Now, we just walk outside our house, and we can get a cup of water to drink.
- 1 mins read time
- Published: 21st August 2024
Clean Water, Closer to Home
How Oxfam helped bring safe water and dignity to families in rural Papua New Guinea
In the remote Eastern Highlands of Papua New Guinea, something as simple as a cup of clean water used to mean a long and exhausting journey. For women and girls, especially, the burden of fetching water from distant streams was a daily reality, one that often took time away from education, work, and rest.
But in May 2024, change flowed into seven rural communities, thanks to Oxfam’s work on clean water and hygiene access.
In villages like Nogorunte, where Lavin lives, families once walked for hours each day to collect water from nearby streams. “We would spend about 2 to 3 hours each day doing that,” she recalls.

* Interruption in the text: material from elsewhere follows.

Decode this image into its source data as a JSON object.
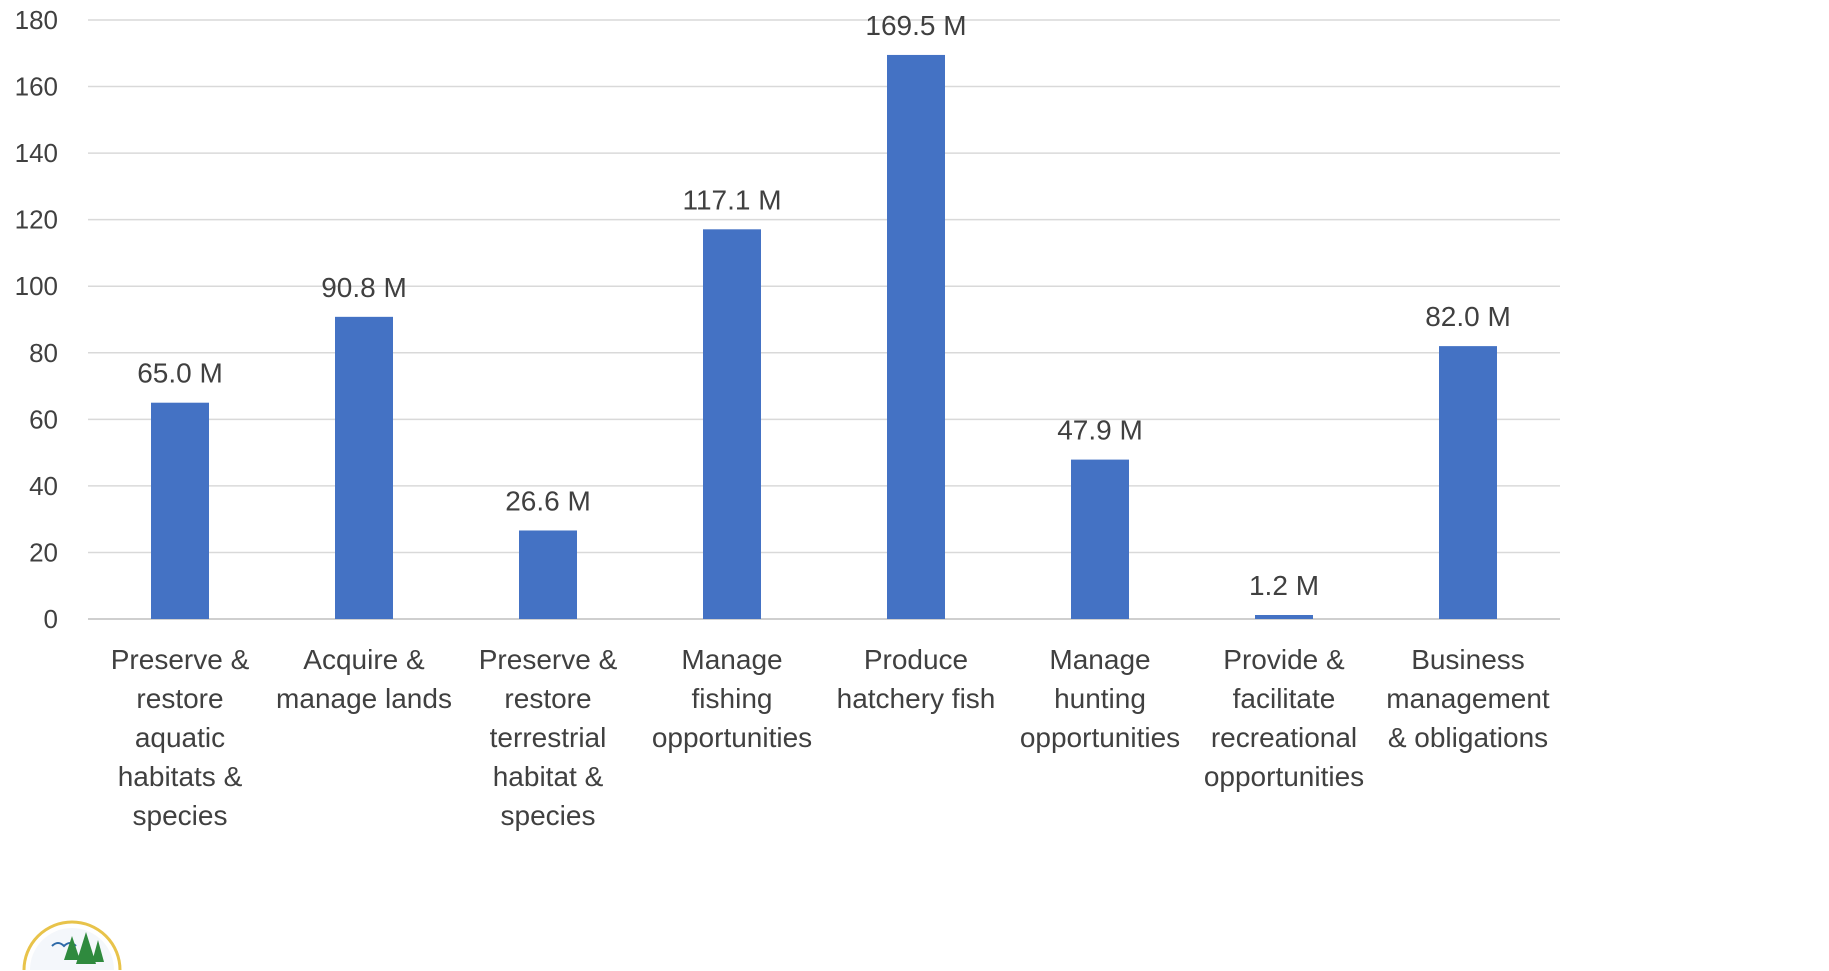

Today, taps run right outside people’s homes, transforming daily life and lifting a major weight from the shoulders of women and girls.
Beyond convenience, Oxfam’s project prioritised dignity and inclusion, ensuring access to menstrual health and hygiene products and safe, private facilities for young women and girls. It’s part of a bigger push to break structural barriers and invest in the long-term well-being of these communities.
Hundreds have already benefited, not just with water, but with time, safety, and opportunity. And it all started with bringing clean water to where it’s needed most: home.